Except for the Firebird, the seventies were not kind to Pontiac. Performance was (mostly) out, styling become blobby and quality problems were notorious. Pontiac tumbled out of the coveted number three spot. It returned to its pre-sixties roots: a mostly boring, lost-in-the-shuffle GM division, saddled with an endless curse of badge-engineered small Chevys: Phoenix, Astre, Sunbird, J-2000, T-1000, etc.
Having lost its authentic performance and styling “cool,” Pontiac began an endless series of self-conscious attempts to capture BMW-like cachet (e.g. the original 1973 Grand Am).

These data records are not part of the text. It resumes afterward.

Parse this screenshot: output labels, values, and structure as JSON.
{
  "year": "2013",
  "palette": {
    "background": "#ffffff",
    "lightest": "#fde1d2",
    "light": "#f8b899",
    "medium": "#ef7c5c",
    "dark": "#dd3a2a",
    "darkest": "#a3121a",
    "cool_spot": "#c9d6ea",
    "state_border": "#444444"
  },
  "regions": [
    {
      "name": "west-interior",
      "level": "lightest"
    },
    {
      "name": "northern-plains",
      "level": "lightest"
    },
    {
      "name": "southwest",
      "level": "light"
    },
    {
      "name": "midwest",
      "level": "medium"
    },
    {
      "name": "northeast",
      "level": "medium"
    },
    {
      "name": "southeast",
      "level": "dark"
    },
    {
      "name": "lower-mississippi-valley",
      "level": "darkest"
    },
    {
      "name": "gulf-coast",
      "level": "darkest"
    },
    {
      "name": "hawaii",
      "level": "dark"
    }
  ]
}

The mid-late eighties witnessed a brief sales resurgence. These were smallish cars, like the later front wheel-drive Grand Am. But these sales came straight out of ailing Olds’ and Buick’s hide, not the booming imports.
The more avidly Pontiac tried to “Build Excitement” in the eighties and nineties, the more pathetic the results: GM clones sporting way too many spoilers and garish body cladding. Pontiac had become the Wal-Mart BMW.
Could Pontiac have become a legitimate American BMW? Perhaps. A return to the brand’s original re-positioning would have required an unwavering commitment to performance. The resources were certainly there. GM continued building formidable rear wheel-drive sedans in Europe and Australia. These should have been Pontiac’s specialty decades ago, long before the recent GTO and future G8.
Instead, GM positioned Pontiac as a “full-line” automaker, forcing it to compete with its GM siblings with idiotic versions of identical products.
Pontiac is a dead brand. Lacking any presence outside of North America, it has no relevance to GM’s global future. Excitement is a fleeting phenomenon, as was Pontiac’s heyday.